Rodas de Carimbó contam uma parte da existência - e da
resistência - cultural no Distrito de Icoaraci, no Pará, onde está localizado o
Espaço Cultural Coisas de Negro. O Tambor de Crioula, do Maranhão, já foi
reconhecido pelo Ministério da Cultura como patrimônio imaterial do Brasil.
Agora, um coletivo realiza uma campanha para a concessão da mesma chancela ao
carimbó.
A arte milenar da cerâmica marajoara produzida no bairro do
Paracuri proporcionou uma visibilidade além rio-mar ao distrito de Icoaraci. Em
tupi-guarani o nome significa "Mãe de todas as águas". Assim como
outras regiões da cidade de Belém, a baía do Guajará circunda o lugar, ainda
repleto de furos, igarapés e rios. O rio Paracuri é um deles, assim como o
Maguari, o igarapé Livramento, e tantos outros, de onde é retirada a argila -
cada vez mais rara - para a produção da cerâmica.
É tempo de chuva na Amazônia. A ausência de saneamento básico impede o acesso
dos consumidores do artesanato até o centro produtor. Limite que é sanado com
quiosques de venda na orla central do bairro. Além da arte marajoara e tapajônica,
músicos de samba, rock, pop e carimbó ajudam a compor a cena cultural do lugar.
Vinte quilômetros separam o centro da capital do Pará do lugar. A esburacada e
mal sinalizada rodovia Augusto Montenegro é a principal via que leva ao
bucólico logradouro apelidado de “Vila Sorriso”. Edificações ligadas à Igreja
Católica marcam o espaço da orla, repleta de restaurantes e vendedores de coco.

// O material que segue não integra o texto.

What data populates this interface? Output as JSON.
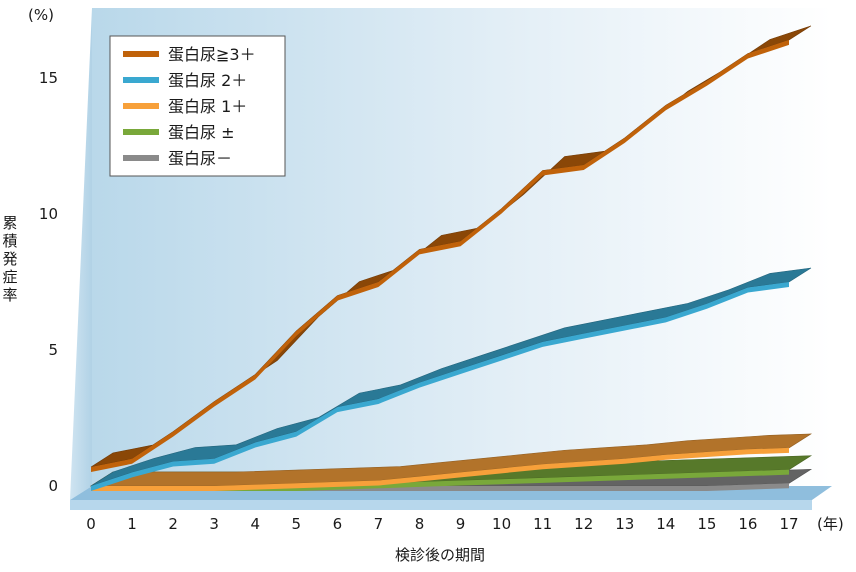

Já a abandonada Biblioteca Municipal Avertano Rocha é um resquício dos
gloriosos anos do ciclo da borracha. O chalé integra o portfólio da arquitetura
do século XIX do município.
O hiato social tem incrementado a violência ao redor. Em novembro de 2011, a
chacina de seis adolescentes sem passagem pela polícia comoveu o distrito.
Alguns suspeitos estão presos. Mas o caso continua uma incógnita.
O cais que recebe a produção de hortifrutigranjeiros e o pescado é o mesmo de
onde é possível embarcar pra o arquipélago do Marajó, e ilhas mais próximas,
como a de Cotijuba, que durante muito tempo abrigou o presídio do Estado. Uma
viagem de menos de sessenta minutos de barco separa o distrito da ilha. A
energia recentemente implantada trouxe mais conforto às pousadas, e incentivou
a especulação imobiliária. No mesmo cais no mês de outubro ocorre a romaria
fluvial que celebra Nossa Senhora de Nazaré.
Após vários processos históricos, desde os tempos das sesmarias, o distrito de
Icoaraci foi instituído juridicamente na década de 1940. Vez em quando alguns
setores do comércio e da política local ensaiam um movimento separatista de
Belém. Enquanto isso não ocorre, na avenida Dr. Lopo de Castro, nº 1081, a cada
domingo, há 13 anos, o Espaço Cultural Coisas de Negro celebra a cultura de
matriz afroindígena com as rodas de carimbó.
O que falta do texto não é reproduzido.